Ok, so I've implemented the module to reduce WET file content down to relevant content based on line length from my earlier post. #202

The results so far look really good. We're getting a lot of text now in the outputted WET files instead lists.

These are the results from my tests so far:

I'll do some more tests on the WET files from yesterday, so we can compare the results. @goldbergtatyana

felixschorer commented 7 years ago

Ok, so here are the results of the latest run with thresholds ranging from 4 to 8. The tests were done on the same WET files as yesterdays tests and the file content was reduced to an average line length of 100 characters.

Average line length of 100 and threshold of

run5-r0-4.zip

Average line length of 200 and threshold of

run5-al200-r0-4.zip

@goldbergtatyana

I have only found a single list at threshold 8 so far! 😄 The average line length is at over 600 in the generated WET file! Compare that to the 40ish characters per line we've had before this change! I think we can easily increase the required avg line length by a fair bit.

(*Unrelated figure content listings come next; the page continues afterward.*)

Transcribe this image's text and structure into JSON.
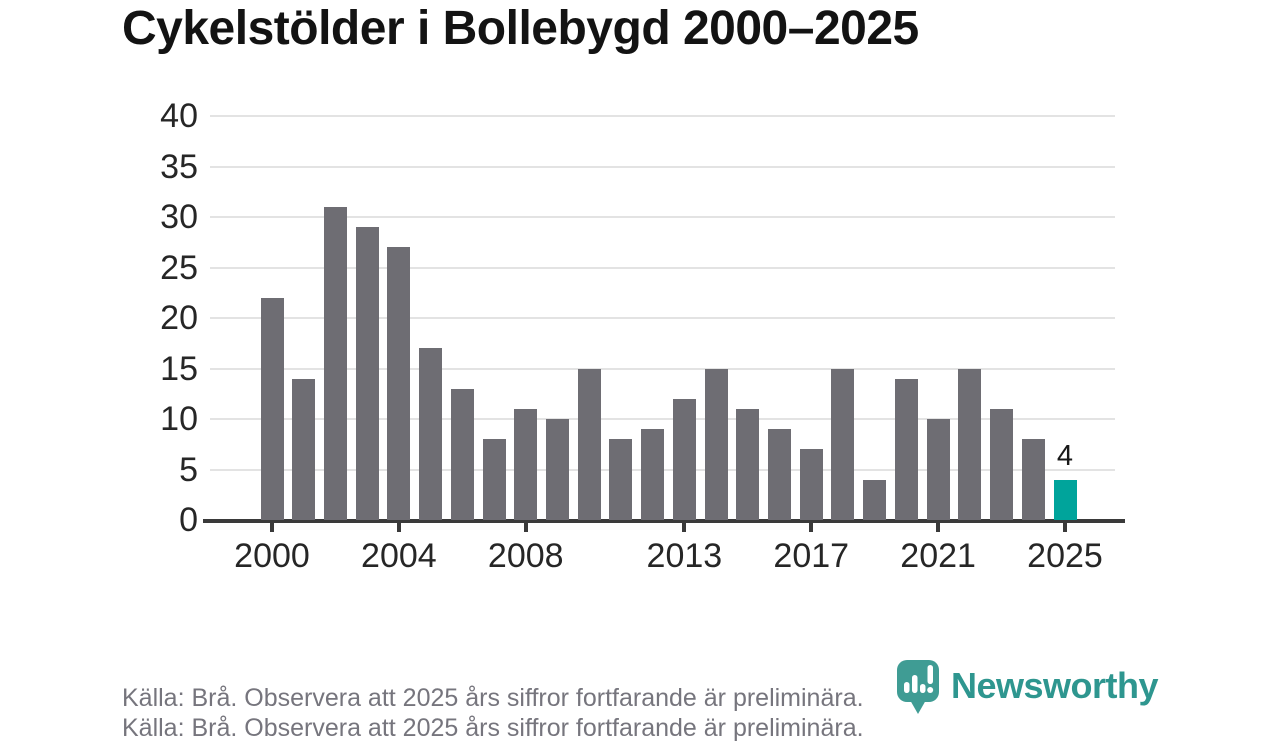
{
  "title": "Cykelstölder i Bollebygd 2000–2025",
  "footer": {
    "source_note": "Källa: Brå. Observera att 2025 års siffror fortfarande är preliminära."
  },
  "logo": {
    "wordmark": "Newsworthy",
    "icon": "bar-chart-pin-icon",
    "teal": "#2e968f"
  },
  "colors": {
    "background": "#ffffff",
    "bar_gray": "#6e6d73",
    "highlight_teal": "#00a49b",
    "gridline": "#e3e3e3",
    "axis": "#3a3a3a",
    "tick_text": "#262626",
    "title_text": "#131313",
    "muted_text": "#76757d"
  },
  "chart_data": {
    "type": "bar",
    "title": "Cykelstölder i Bollebygd 2000–2025",
    "xlabel": "",
    "ylabel": "",
    "categories": [
      "2000",
      "2001",
      "2002",
      "2003",
      "2004",
      "2005",
      "2006",
      "2007",
      "2008",
      "2009",
      "2010",
      "2011",
      "2012",
      "2013",
      "2014",
      "2015",
      "2016",
      "2017",
      "2018",
      "2019",
      "2020",
      "2021",
      "2022",
      "2023",
      "2024",
      "2025"
    ],
    "values": [
      22,
      14,
      31,
      29,
      27,
      17,
      13,
      8,
      11,
      10,
      15,
      8,
      9,
      12,
      15,
      11,
      9,
      7,
      15,
      4,
      14,
      10,
      15,
      11,
      8,
      4
    ],
    "ylim": [
      0,
      40
    ],
    "yticks": [
      0,
      5,
      10,
      15,
      20,
      25,
      30,
      35,
      40
    ],
    "xticks": [
      {
        "label": "2000",
        "index": 0
      },
      {
        "label": "2004",
        "index": 4
      },
      {
        "label": "2008",
        "index": 8
      },
      {
        "label": "2013",
        "index": 13
      },
      {
        "label": "2017",
        "index": 17
      },
      {
        "label": "2021",
        "index": 21
      },
      {
        "label": "2025",
        "index": 25
      }
    ],
    "bar_color": "#6e6d73",
    "highlight_index": 25,
    "highlight_color": "#00a49b",
    "value_labels": [
      {
        "index": 25,
        "text": "4"
      }
    ],
    "grid": "horizontal",
    "legend": "none"
  }
}
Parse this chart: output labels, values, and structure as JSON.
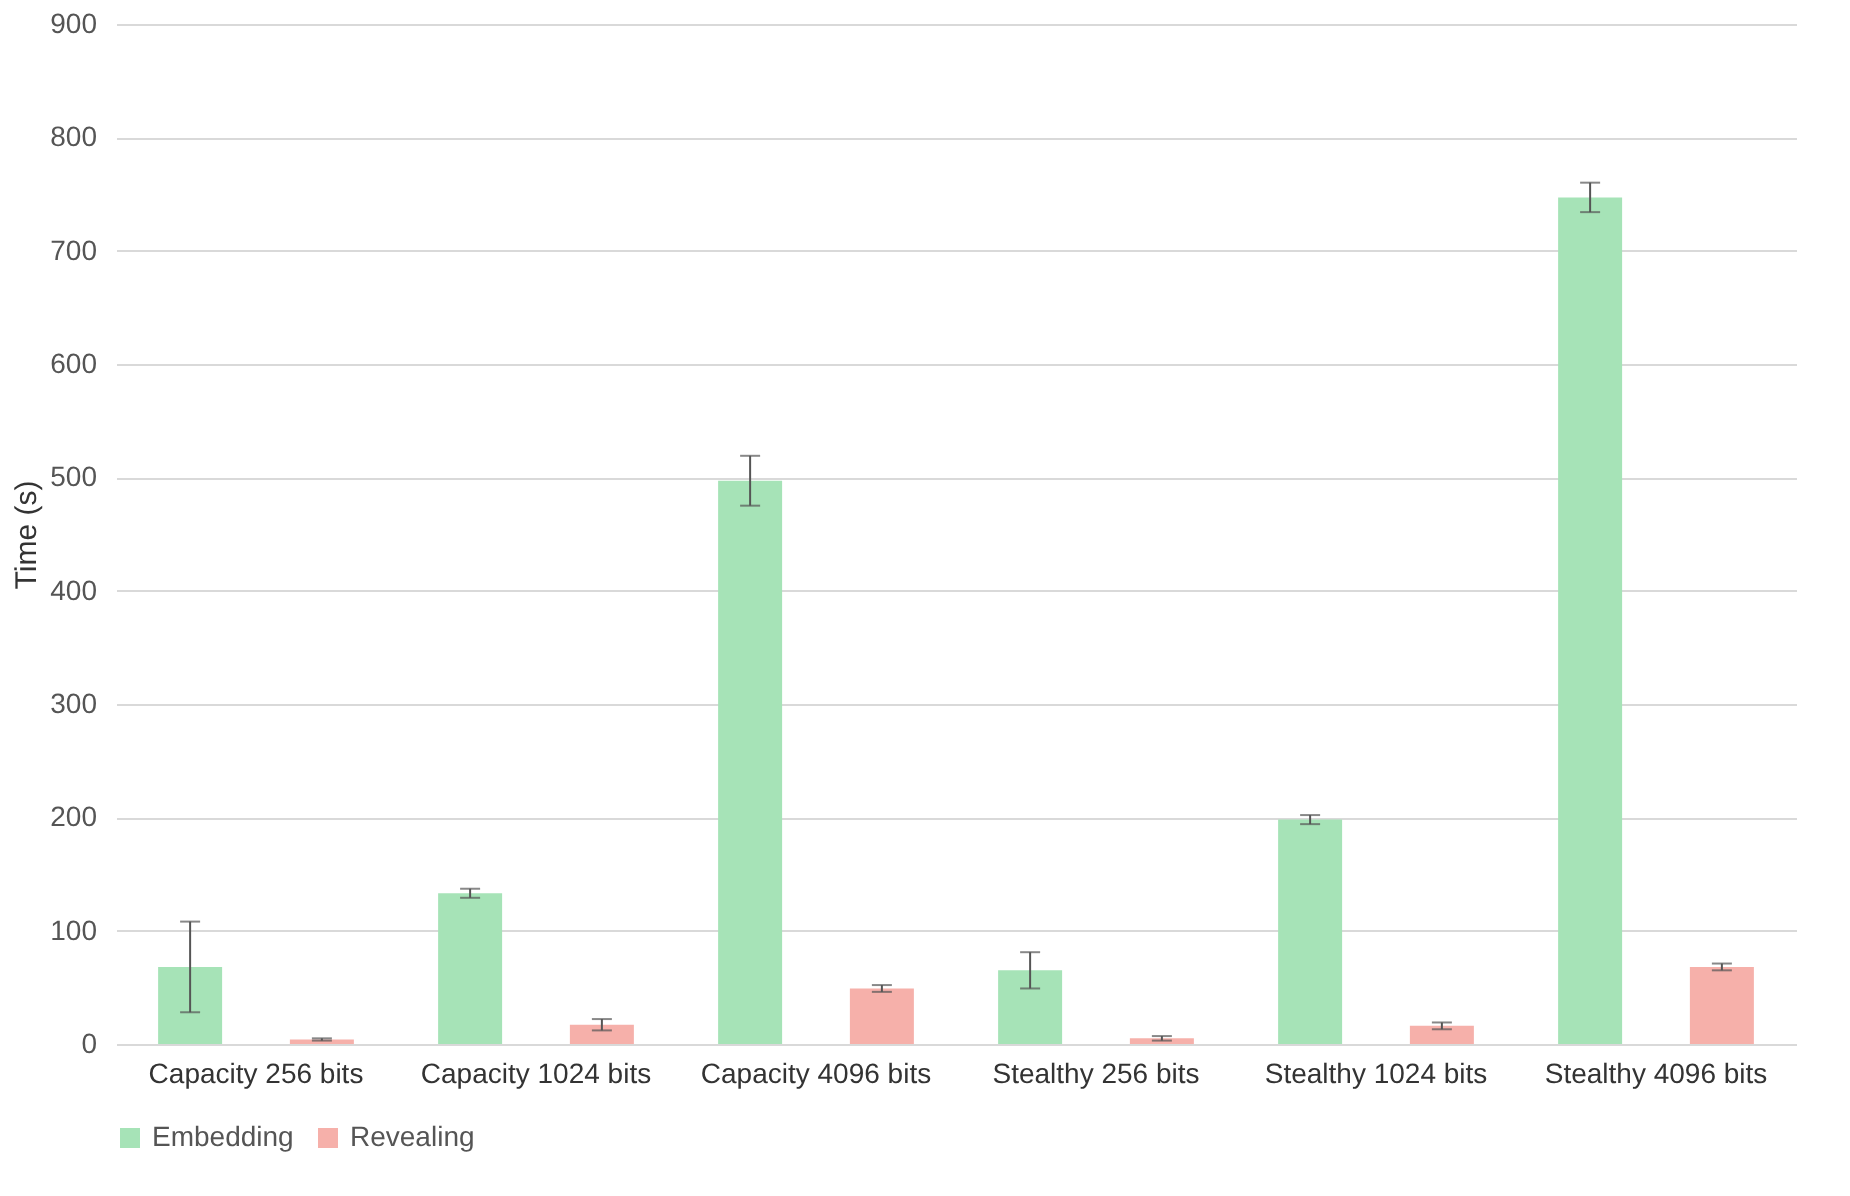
{
  "chart_data": {
    "type": "bar",
    "ylabel": "Time (s)",
    "categories": [
      "Capacity 256 bits",
      "Capacity 1024 bits",
      "Capacity 4096 bits",
      "Stealthy 256 bits",
      "Stealthy 1024 bits",
      "Stealthy 4096 bits"
    ],
    "series": [
      {
        "name": "Embedding",
        "color": "#a6e3b7",
        "values": [
          68,
          133,
          497,
          65,
          198,
          747
        ],
        "errors": [
          40,
          4,
          22,
          16,
          4,
          13
        ]
      },
      {
        "name": "Revealing",
        "color": "#f6b0aa",
        "values": [
          4,
          17,
          49,
          5,
          16,
          68
        ],
        "errors": [
          1,
          5,
          3,
          2,
          3,
          3
        ]
      }
    ],
    "ylim": [
      0,
      900
    ],
    "yticks": [
      0,
      100,
      200,
      300,
      400,
      500,
      600,
      700,
      800,
      900
    ],
    "grid": "y",
    "legend": "bottom"
  }
}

felixschorer commented 7 years ago

For the final run I suggest using both, a threshold limit and an average line length of 200. I am trying to figure out the upper limit right now. 20 should be a good starting point from my tests.

An upper limit below 20 would throw too many valuable sources away. And a limit of 20 eliminates is still low enough to eliminate sites like http://www.di-arezzo.co.uk

EDIT: Even 30 is enough to keep that site out of our results, 40 is too high though.

felixschorer commented 7 years ago

Here are the results for my last post: run6-r0-4.zip

@goldbergtatyana

felixschorer commented 7 years ago

Optimal settings have been determined, can be closed.